Saturday 16 December 2017

Bill Cullen drops all legal challenges against Ulster Bank-appointed receivers

Bill Cullen
Bill Cullen

Aodhan O Faolain and Ray Managh

Businessman Bill Cullen has dropped all legal challenges he had mounted in the Commercial Court against the approach taken by Ulster Bank-appointed receivers in selling assets of his companies.

The High Court heard that Cullen, who owes the bank €11.5m, will not now face a huge legal costs bill because of his agreement to the sale of five of his properties for €8.3m.

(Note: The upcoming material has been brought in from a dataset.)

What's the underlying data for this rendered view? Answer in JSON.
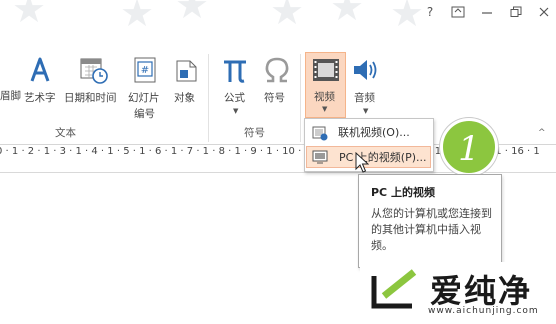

He told the court there was another eight properties to be sold and that the bank would get its money.

Cullen had sought declarations that he has an interest in a number of lands and properties over which the receivers were appointed in 2012 and 2013, including properties in Counties Dublin, Wexford, Clare, Kerry, Laois and Wicklow. 

He had also looked for declarations that the appointment of the receivers were null and void and had made allegations of breaches of Central Bank and Consumer Protection Codes.

His legal proceedings had been taken against the bank, its receivers and other defendants, including companies,  solicitors acting for the bank Arthur Cox, and named individual solicitors and estate agents acting in the intended sales of the assets.

Mr Justice Peter Kelly was told the case was being withdrawn against the various parties on the basis none of them would seek their legal costs against Mr Cullen. 

The Judge said he accepted a letter tendered on Mr Cullen's behalf by a law firm that the proceedings were being discontinued and he struck out the case.  Mr Cullen, who attended court with his partner Jackie Lavin, said he was agreeable to that course of action.

Bernard Dunleavy, counsel for the bank, the receivers, Arthur Cox solicitors and individual partners and solicitors of that firm, said his clients had agreed not to seek their legal costs as a result of the action against them being discontinued. 

Judge Kelly struck out a number of lis pendens notices (notifications of pending litigation) over a range of properties in which Cullen claimed to have a beneficial interest.  The properties included assets of the Glencullen Group of companies and several parcels of land over which receivers had been appointed.

Last July Ulster Bank Ireland Ltd, its receivers and its solicitors, Arthur Cox succeeded in an application to have Mr Cullen's case  fast-tracked through the Commercial Court.  They had brought the motion because Mr Cullen's proceedings were delaying intended sales of properties.

They were also very concerned about the allegations of professional misconduct made against professionals. The court heard these claims had been taken very seriously and the parties rejected them.

International litigation experts Balfour and Manson in Edinburgh have been engaged to represent Bill and Jackie in their legal affairs in the coming months

A spokesperson told that Bill and Jackie are 'very happy with today’s outcome'.